A noter que déjà les blessés sont exposés à des contaminations dès les urgences par des mauvaises manipulations et mauvais service.

Comment expliquer la présence seulement de deux médecins chirurgiens à vrai dire deux jeunes internes pour des centaines de blessés graves qui demandent une prise en charge et des interventions rapides.

Le patient blessé et souffrant, saignant, choqué et angoissé doit se débrouiller lui-même ou sa famille pour passer la radio, le scanner, les analyses et défendre sa place au sein de l'hôpital , faire appel aux personnels en insistant ou en criant.

Il est inadmissible que le radiologue soit absent il faut l'attendre, le médecin échographe est absent, il faut l'attendre, le responsable de scanner est absent aussi, il faut le faire venir.

Il est inadmissible que la famille du patient insiste auprès du chirurgien pour se faire opérer au plus vite.

C'est un désordre, une vraie gabegie au sein d'un hôpital qui se dit fleuron de la santé en Tunisie.

Après avoir été opéré, le patient est jeté dans une pièce où s'entassent plusieurs autres individus sans assistance et sans soutien. Aucun personnel ne vient le voir même pour le rassurer et le surveiller même une heure de temps.
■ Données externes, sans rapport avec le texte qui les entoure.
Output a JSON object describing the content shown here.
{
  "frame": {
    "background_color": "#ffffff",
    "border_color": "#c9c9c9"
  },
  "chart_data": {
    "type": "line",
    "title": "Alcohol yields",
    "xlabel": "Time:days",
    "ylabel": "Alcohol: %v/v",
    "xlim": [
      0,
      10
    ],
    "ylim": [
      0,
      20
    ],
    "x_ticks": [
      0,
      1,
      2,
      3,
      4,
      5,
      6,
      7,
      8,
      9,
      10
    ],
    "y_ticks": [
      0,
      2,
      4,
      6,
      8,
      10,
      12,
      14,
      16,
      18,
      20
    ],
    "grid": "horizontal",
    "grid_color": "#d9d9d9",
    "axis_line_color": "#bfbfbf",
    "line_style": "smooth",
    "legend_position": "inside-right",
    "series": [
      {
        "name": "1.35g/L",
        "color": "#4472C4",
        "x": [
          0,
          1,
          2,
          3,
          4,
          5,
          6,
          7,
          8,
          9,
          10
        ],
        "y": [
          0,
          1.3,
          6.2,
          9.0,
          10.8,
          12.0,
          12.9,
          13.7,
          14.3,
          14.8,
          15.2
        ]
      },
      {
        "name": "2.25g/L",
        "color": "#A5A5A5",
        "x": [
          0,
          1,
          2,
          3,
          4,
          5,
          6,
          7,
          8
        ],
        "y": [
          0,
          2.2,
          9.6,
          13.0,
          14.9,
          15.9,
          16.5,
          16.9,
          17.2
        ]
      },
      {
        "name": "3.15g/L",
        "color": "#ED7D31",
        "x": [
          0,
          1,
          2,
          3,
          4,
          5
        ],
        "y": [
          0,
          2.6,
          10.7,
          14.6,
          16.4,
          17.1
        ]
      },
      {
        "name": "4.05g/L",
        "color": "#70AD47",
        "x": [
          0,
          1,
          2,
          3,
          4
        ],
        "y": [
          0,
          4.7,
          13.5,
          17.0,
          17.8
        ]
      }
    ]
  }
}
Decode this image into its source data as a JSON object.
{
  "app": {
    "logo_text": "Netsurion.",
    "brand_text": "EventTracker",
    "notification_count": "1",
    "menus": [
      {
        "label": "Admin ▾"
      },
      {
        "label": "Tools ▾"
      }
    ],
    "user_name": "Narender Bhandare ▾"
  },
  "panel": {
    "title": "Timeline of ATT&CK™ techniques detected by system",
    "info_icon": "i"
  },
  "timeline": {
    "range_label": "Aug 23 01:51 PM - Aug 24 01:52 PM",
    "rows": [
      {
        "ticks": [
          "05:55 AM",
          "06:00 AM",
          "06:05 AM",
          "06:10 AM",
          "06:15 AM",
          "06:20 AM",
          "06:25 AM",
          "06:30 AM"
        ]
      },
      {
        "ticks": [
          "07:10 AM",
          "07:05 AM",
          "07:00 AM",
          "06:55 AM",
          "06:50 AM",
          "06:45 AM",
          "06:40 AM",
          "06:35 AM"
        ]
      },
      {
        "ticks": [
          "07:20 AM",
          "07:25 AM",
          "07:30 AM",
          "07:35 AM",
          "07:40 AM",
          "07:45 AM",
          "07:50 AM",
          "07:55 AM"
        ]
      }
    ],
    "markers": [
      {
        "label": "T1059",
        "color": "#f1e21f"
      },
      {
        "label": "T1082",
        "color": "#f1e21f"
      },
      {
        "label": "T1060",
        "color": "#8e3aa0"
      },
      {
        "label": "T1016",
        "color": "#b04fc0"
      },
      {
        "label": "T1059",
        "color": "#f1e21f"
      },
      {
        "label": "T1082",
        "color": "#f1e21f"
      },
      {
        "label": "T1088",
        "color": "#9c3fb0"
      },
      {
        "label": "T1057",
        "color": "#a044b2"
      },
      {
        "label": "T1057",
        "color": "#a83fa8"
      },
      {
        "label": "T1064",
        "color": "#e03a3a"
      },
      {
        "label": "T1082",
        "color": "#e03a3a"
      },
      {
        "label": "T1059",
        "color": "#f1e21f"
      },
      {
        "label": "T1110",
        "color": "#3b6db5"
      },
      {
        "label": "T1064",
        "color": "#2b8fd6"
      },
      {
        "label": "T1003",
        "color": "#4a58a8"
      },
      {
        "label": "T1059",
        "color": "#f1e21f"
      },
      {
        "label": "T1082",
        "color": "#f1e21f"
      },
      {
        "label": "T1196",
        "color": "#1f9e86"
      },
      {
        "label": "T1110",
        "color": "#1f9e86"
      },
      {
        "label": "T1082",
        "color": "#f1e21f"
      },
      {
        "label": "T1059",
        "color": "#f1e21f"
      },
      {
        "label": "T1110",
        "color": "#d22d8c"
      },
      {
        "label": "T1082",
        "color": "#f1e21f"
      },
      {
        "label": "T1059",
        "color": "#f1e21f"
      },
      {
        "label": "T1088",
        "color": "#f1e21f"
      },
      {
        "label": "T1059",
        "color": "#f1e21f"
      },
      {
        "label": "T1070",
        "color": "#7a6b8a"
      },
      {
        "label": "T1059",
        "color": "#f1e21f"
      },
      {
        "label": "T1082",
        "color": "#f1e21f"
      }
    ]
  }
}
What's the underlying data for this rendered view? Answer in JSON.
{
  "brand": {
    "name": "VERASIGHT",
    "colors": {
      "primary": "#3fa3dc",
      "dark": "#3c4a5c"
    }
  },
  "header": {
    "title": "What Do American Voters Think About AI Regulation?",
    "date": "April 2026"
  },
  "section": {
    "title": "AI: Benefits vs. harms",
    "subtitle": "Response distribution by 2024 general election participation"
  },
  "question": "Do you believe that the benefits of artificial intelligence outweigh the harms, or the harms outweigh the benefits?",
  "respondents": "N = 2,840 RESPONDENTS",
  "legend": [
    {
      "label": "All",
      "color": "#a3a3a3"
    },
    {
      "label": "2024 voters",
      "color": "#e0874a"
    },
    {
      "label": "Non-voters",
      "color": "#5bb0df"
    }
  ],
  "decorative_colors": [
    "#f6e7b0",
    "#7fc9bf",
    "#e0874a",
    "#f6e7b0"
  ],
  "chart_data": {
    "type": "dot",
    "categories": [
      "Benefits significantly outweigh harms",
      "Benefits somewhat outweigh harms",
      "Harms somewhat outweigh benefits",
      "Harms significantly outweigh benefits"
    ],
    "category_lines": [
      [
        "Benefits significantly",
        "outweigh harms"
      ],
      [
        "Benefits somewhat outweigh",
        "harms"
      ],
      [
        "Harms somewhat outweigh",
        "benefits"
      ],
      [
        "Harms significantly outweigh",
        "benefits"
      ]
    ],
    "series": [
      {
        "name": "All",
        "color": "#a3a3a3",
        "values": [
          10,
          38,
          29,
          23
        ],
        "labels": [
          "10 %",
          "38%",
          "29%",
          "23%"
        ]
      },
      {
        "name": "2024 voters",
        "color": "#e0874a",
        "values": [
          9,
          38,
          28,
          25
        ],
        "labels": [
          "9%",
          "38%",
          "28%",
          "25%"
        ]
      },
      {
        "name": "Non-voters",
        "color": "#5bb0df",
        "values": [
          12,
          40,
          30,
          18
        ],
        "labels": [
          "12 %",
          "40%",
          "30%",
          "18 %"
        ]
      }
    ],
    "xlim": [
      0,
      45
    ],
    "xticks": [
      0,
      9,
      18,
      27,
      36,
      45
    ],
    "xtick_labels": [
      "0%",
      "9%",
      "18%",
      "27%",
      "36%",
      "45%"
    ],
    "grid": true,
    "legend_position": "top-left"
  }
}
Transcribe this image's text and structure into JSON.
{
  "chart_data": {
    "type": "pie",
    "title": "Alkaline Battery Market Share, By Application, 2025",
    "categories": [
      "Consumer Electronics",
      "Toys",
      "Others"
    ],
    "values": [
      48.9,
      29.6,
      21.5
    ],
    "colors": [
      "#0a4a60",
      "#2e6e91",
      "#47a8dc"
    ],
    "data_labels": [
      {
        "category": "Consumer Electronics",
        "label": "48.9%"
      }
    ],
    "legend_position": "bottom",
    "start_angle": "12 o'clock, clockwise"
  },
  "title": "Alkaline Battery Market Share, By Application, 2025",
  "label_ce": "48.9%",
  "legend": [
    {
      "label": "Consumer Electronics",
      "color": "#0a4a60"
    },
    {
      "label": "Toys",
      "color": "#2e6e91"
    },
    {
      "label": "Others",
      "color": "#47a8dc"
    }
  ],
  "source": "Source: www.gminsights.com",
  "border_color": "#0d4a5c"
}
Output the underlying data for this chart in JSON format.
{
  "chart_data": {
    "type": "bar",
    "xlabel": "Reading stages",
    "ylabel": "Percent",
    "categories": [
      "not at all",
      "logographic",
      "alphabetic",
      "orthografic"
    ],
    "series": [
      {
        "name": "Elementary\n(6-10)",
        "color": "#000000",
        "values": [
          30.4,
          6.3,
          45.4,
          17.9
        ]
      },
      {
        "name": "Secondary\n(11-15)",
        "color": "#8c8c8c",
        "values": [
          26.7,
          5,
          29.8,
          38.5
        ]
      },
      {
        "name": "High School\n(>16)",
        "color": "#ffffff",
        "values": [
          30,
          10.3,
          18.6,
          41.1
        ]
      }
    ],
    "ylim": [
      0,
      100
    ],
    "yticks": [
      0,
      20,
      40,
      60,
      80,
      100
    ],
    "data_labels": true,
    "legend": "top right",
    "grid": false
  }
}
Il fait 42 degrés dans la pièce sans eau, sans calmant et sans aucun confort, on entend que des appels au secours et personne n'est là, c'est une vraie tragédie hospitalière.

Le fait de se trouver dans des conditions précaires augmente la surinfection et la contagion, voire une contamination entre blessés et opérés, les pansements à la va-vite ne protègent pas contre les bactéries qui rôdent et attaquent facilement les malades en plus d'une chaleur qui favorise l'incubation et développe un milieu favorable de culture et de propagation des germes dangereux on transfère le blessé des urgences vers les chambres de séjour où il est exposé à un soleil de plomb face à une fenêtre parce qu'il n'y a pas de climatisation.

Il est logique d'attraper une infection nosocomiale grave, par manque d'hygiène, de nettoyage correct, d'entretien et de surveillance des blessés.

Notre patient a passé 15 jours de torture dans cet hôpital due à des surinfections répétitives et une dizaine d'interventions sur cette main gauche. Ecrasée et douloureuse, malmenée par les chirurgiens et les infirmiers, le résultat est une nécrose grave induite par plusieurs sortes de germes contractés à l'hôpital, on les transfert en urgence à l'étranger pour le sauver d'une situation tragique suite à un traitement médiocre et incomplet et un suivi incorrect et mal contrôlé.

30.000 euros l'équivalent de 60.000 dinars tunisiens sont dépensés par Monsieur J.A sous forme de dette, ou des prêts pour sauver sa main et sauver sa vie. Des préjudices seront demandés et une enquête est nécessaire par le ministère de la Santé et une intervention du gouvernement est nécessaire.

La CNAM doit rembourser Monsieur J.A et prendre en charge la suite et payer la note.